As is well known, the amount of discretion vested in authorities to grant or deny permits for expressive activity, on the basis of vague or even non- existent criteria, has frequently resulted in invalidation of a statute or regulation under the prior restraint doctrine. See, e.g., Schaumberg, 444 U.S. at 640, 100 S.Ct. at 838 (Rehnquist, J., dissenting) (reviewing cases); Hynes v. Mayor of Oradell, 425 U.S. 610, 96 S.Ct. 1755, 48 L.Ed.2d 243 (1976); Shuttlesworth, 394 U.S. at 151 & n. 2, 89 S.Ct. at 938 & n. 2 (citing cases); Fernandes v. Limmer, 663 F.2d 619, 628 (5th Cir.1981), cert. dismissed, 458 U.S. 1124, 103 S.Ct. 5, 73 L.Ed.2d 1395 (1982). In Shuttlesworth, for example, a city ordinance required officials to grant a permit for a parade, procession, or demonstration in city streets, unless in their "judgment the public welfare, peace, safety, health, decency, good order, morals or convenience require that it be denied." 394 U.S. at 149-50. The Supreme Court held that the ordinance, "as it was written, conferred upon the City Commission virtually unbridled and absolute power to prohibit any 'parade,' 'procession,' or 'demonstration' on the city's streets or public ways. For in deciding whether or not to withhold a permit, the members of the Commission were to be guided only by their own ideas of 'public welfare, peace, safety, health, decency, good order, morals or convenience.' " Id., 394 U.S. at 150, 89 S.Ct. at 938.

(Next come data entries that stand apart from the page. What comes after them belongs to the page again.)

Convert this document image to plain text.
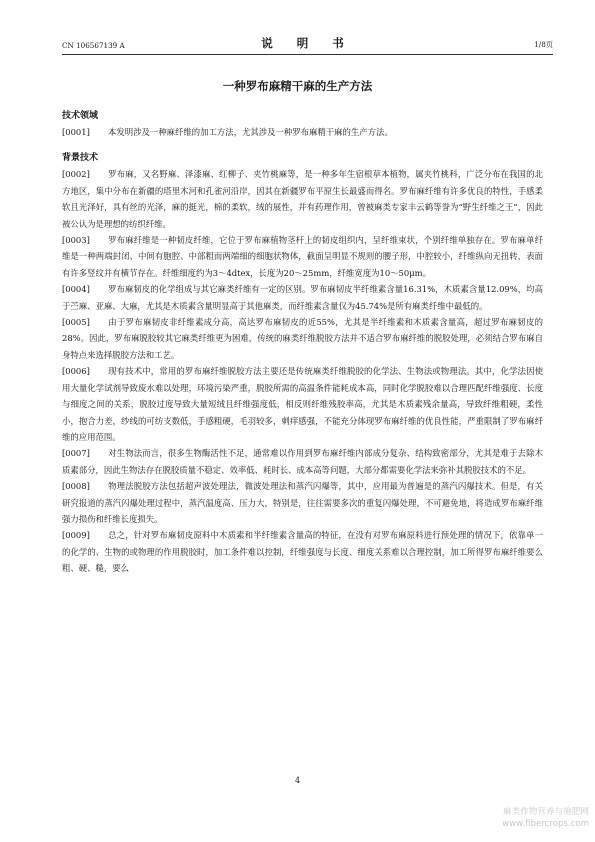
CN 106567139 A	说 明 书	1/8页
一种罗布麻精干麻的生产方法

技术领域

[0001] 本发明涉及一种麻纤维的加工方法，尤其涉及一种罗布麻精干麻的生产方法。

背景技术

[0002] 罗布麻，又名野麻、泽漆麻、红柳子、夹竹桃麻等，是一种多年生宿根草本植物，属夹竹桃科，广泛分布在我国的北方地区，集中分布在新疆的塔里木河和孔雀河沿岸，因其在新疆罗布平原生长最盛而得名。罗布麻纤维有许多优良的特性，手感柔软且光泽好，具有丝的光泽，麻的挺光，棉的柔软，绒的展性，并有药理作用，曾被麻类专家丰云鹤等誉为“野生纤维之王”，因此被公认为是理想的纺织纤维。

[0003] 罗布麻纤维是一种韧皮纤维，它位于罗布麻植物茎杆上的韧皮组织内，呈纤维束状，个别纤维单独存在。罗布麻单纤维是一种两端封闭、中间有胞腔、中部粗而两端细的细胞状物体，截面呈明显不规则的腰子形，中腔较小，纤维纵向无扭转，表面有许多竖纹并有横节存在。纤维细度约为3～4dtex，长度为20～25mm，纤维宽度为10～50μm。

[0004] 罗布麻韧皮的化学组成与其它麻类纤维有一定的区别。罗布麻韧皮半纤维素含量16.31%，木质素含量12.09%，均高于苎麻、亚麻、大麻，尤其是木质素含量明显高于其他麻类，而纤维素含量仅为45.74%是所有麻类纤维中最低的。

[0005] 由于罗布麻韧皮非纤维素成分高，高达罗布麻韧皮的近55%，尤其是半纤维素和木质素含量高，超过罗布麻韧皮的28%。因此，罗布麻脱胶较其它麻类纤维更为困难，传统的麻类纤维脱胶方法并不适合罗布麻纤维的脱胶处理，必须结合罗布麻自身特点来选择脱胶方法和工艺。

[0006] 现有技术中，常用的罗布麻纤维脱胶方法主要还是传统麻类纤维脱胶的化学法、生物法或物理法。其中，化学法因使用大量化学试剂导致废水难以处理，环境污染严重，脱胶所需的高温条件能耗成本高，同时化学脱胶难以合理匹配纤维强度、长度与细度之间的关系，脱胶过度导致大量短绒且纤维强度低，相反则纤维残胶率高，尤其是木质素残余量高，导致纤维粗硬，柔性小，抱合力差，纱线的可纺支数低，手感粗硬，毛羽较多，刺痒感强，不能充分体现罗布麻纤维的优良性能，严重限制了罗布麻纤维的应用范围。

[0007] 对生物法而言，很多生物酶活性不足，通常难以作用到罗布麻纤维内部成分复杂、结构致密部分，尤其是难于去除木质素部分，因此生物法存在脱胶质量不稳定、效率低、耗时长、成本高等问题，大部分都需要化学法来弥补其脱胶技术的不足。

[0008] 物理法脱胶方法包括超声波处理法，微波处理法和蒸汽闪爆等，其中，应用最为普遍是的蒸汽闪爆技术。但是，有关研究报道的蒸汽闪爆处理过程中，蒸汽温度高、压力大，特别是，往往需要多次的重复闪爆处理，不可避免地，将造成罗布麻纤维强力损伤和纤维长度损失。

[0009] 总之，针对罗布麻韧皮原料中木质素和半纤维素含量高的特征，在没有对罗布麻原料进行预处理的情况下，依靠单一的化学的、生物的或物理的作用脱胶时，加工条件难以控制，纤维强度与长度、细度关系难以合理控制，加工所得罗布麻纤维要么粗、硬、糙，要么

4
麻类作物营养与施肥网
www.fibercrops.com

In a similar vein, the United States Court of Appeals for the Fifth Circuit has found that a regulatory scheme concerning canvassing and solicitation at the Dallas-Fort Worth Airport was unconstitutional where it vested the airport director with discretion to deny a permit "when there is good reason to believe that the granting of the permit will result in a direct and immediate danger or hazard to the public security, health, safety or welfare." Fernandes, supra, 663 F.2d at 631. In the Fifth Circuit's view, this standard of "good reason" for denial of a permit "is indefinite and does not comport with the constitutional requirement that discretion in public officials be specifically and narrowly circumscribed. A before-the-fact determination as to the harmful consequences of an applicant's speech is by this ordinance made a subjective judgment call in the total discretion of the Director. This type of unbridled discretion has been condemned time and time again by the Supreme Court." Id.